How to configure Apache Hadoop/Spark to use SWIFT¶
Hadoop supports SWIFT since version 2.3.0, so that you can access directly a Swift storage without need to create an HDFS filesystem.
To configure Apache Hadoop or Apache Spark to use SWIFT you need to create a new service in your core-site.xml
file.

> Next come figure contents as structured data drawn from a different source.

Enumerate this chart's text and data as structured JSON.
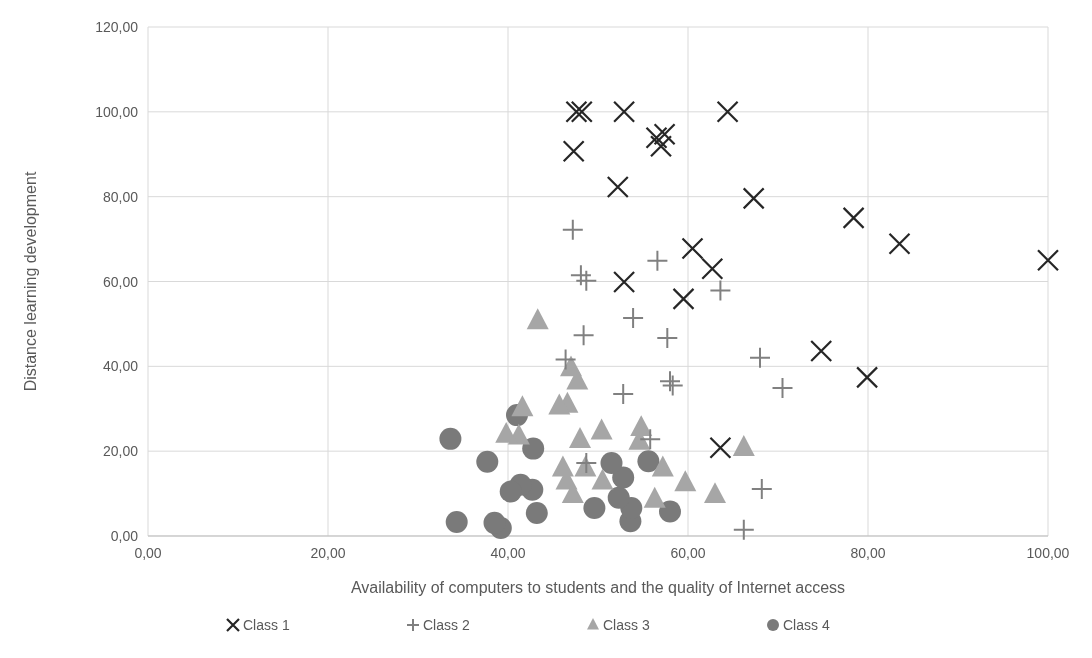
{
  "chart_data": {
    "type": "scatter",
    "xlabel": "Availability of computers to students and the quality of Internet access",
    "ylabel": "Distance learning development",
    "xlim": [
      0,
      100
    ],
    "ylim": [
      0,
      120
    ],
    "xticks": [
      {
        "value": 0,
        "label": "0,00"
      },
      {
        "value": 20,
        "label": "20,00"
      },
      {
        "value": 40,
        "label": "40,00"
      },
      {
        "value": 60,
        "label": "60,00"
      },
      {
        "value": 80,
        "label": "80,00"
      },
      {
        "value": 100,
        "label": "100,00"
      }
    ],
    "yticks": [
      {
        "value": 0,
        "label": "0,00"
      },
      {
        "value": 20,
        "label": "20,00"
      },
      {
        "value": 40,
        "label": "40,00"
      },
      {
        "value": 60,
        "label": "60,00"
      },
      {
        "value": 80,
        "label": "80,00"
      },
      {
        "value": 100,
        "label": "100,00"
      },
      {
        "value": 120,
        "label": "120,00"
      }
    ],
    "grid": true,
    "legend": "bottom",
    "series": [
      {
        "name": "Class 1",
        "color": "#262626",
        "marker": "x",
        "x": [
          47.6,
          48.2,
          52.9,
          64.4,
          47.3,
          56.5,
          57.0,
          57.4,
          52.2,
          67.3,
          60.5,
          62.7,
          52.9,
          59.5,
          78.4,
          83.5,
          100,
          74.8,
          79.9,
          63.6
        ],
        "values": [
          100,
          100,
          100,
          100,
          90.7,
          93.9,
          91.9,
          94.7,
          82.3,
          79.6,
          67.8,
          63.0,
          59.9,
          55.9,
          75.0,
          68.9,
          65.0,
          43.6,
          37.4,
          20.8
        ]
      },
      {
        "name": "Class 2",
        "color": "#808080",
        "marker": "cross",
        "x": [
          47.2,
          48.1,
          48.7,
          56.6,
          63.6,
          53.9,
          48.4,
          57.7,
          46.4,
          58.0,
          58.3,
          52.8,
          68.0,
          70.5,
          68.2,
          66.2,
          48.7,
          55.8
        ],
        "values": [
          72.2,
          61.5,
          60.2,
          64.9,
          57.9,
          51.4,
          47.3,
          46.7,
          41.6,
          36.5,
          35.5,
          33.5,
          42.0,
          34.9,
          11.1,
          1.5,
          17.2,
          22.8
        ]
      },
      {
        "name": "Class 3",
        "color": "#a6a6a6",
        "marker": "triangle",
        "x": [
          43.3,
          47.0,
          47.7,
          45.7,
          46.6,
          41.6,
          39.8,
          41.2,
          48.0,
          50.4,
          54.8,
          54.6,
          46.1,
          48.6,
          50.5,
          47.2,
          57.2,
          59.7,
          63.0,
          66.2,
          56.3,
          46.5
        ],
        "values": [
          50.7,
          39.6,
          36.5,
          30.6,
          31.0,
          30.2,
          23.9,
          23.5,
          22.7,
          24.7,
          25.5,
          22.3,
          16.0,
          16.0,
          12.9,
          9.7,
          16.0,
          12.5,
          9.7,
          20.8,
          8.6,
          12.9
        ]
      },
      {
        "name": "Class 4",
        "color": "#7a7a7a",
        "marker": "circle",
        "x": [
          33.6,
          37.7,
          41.0,
          42.8,
          40.3,
          41.4,
          42.7,
          43.2,
          34.3,
          38.5,
          39.2,
          49.6,
          51.5,
          52.8,
          52.3,
          53.7,
          53.6,
          55.6,
          58.0
        ],
        "values": [
          22.9,
          17.5,
          28.5,
          20.6,
          10.5,
          12.1,
          10.9,
          5.4,
          3.3,
          3.1,
          1.9,
          6.6,
          17.2,
          13.8,
          9.0,
          6.6,
          3.5,
          17.6,
          5.8
        ]
      }
    ]
  }
}
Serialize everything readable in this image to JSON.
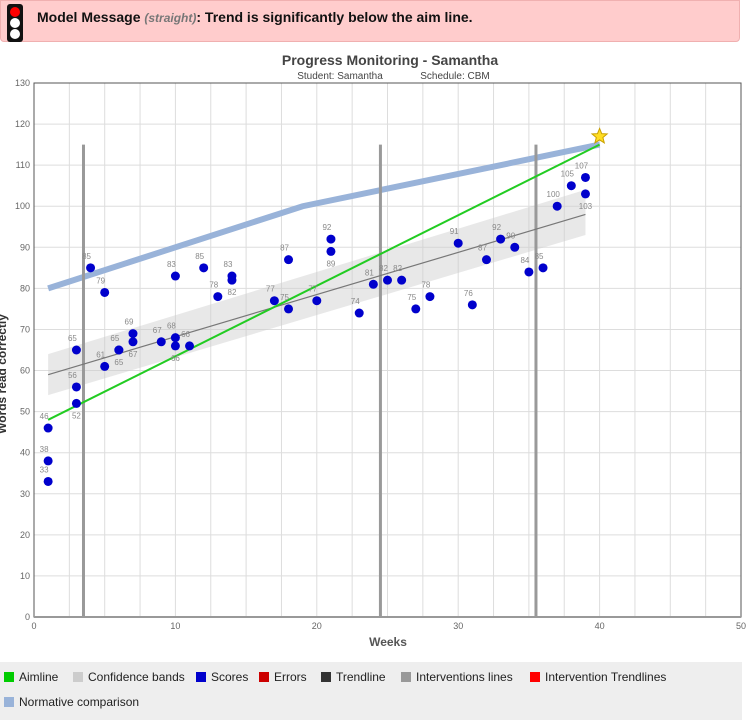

The relevant section will look like:
<configuration>
<property>
<name>fs.swift.impl</name>
<value>org.apache.hadoop.fs.swift.snative.SwiftNativeFileSystem</value>
</property>
<property>
<name>fs.swift.service.ScienceCloud.auth.url</name>
<value>https://cloud.s3it.uzh.ch:5000/v2.0/tokens</value>
</property>
<property>
<name>fs.swift.service.ScienceCloud.auth.endpoint.prefix</name>
<value>/AUTH_</value>
</property>
<property>
<name>fs.swift.service.ScienceCloud.http.port</name>
<value>8080</value>
</property>
<property>
<name>fs.swift.service.ScienceCloud.region</name>
<value>RegionOne</value>
</property>
<property>
<name>fs.swift.service.ScienceCloud.public</name>
<value>false</value>
</property>
<property>
<name>fs.swift.service.ScienceCloud.tenant</name>
<value>SCIENCECLOUD-PROJECT-NAME</value>
</property>
<property>
<name>fs.swift.service.ScienceCloud.username</name>
<value>UZH-SHORTNAME</value>
</property>
<property>
<name>fs.swift.service.ScienceCloud.password</name>
<value>UZH-WEBPASS</value>
</property>
</configuration>
To access a container MyData from within Hadoop/Spark you can then use the URL
swift://MyData.ScienceCloud/objectname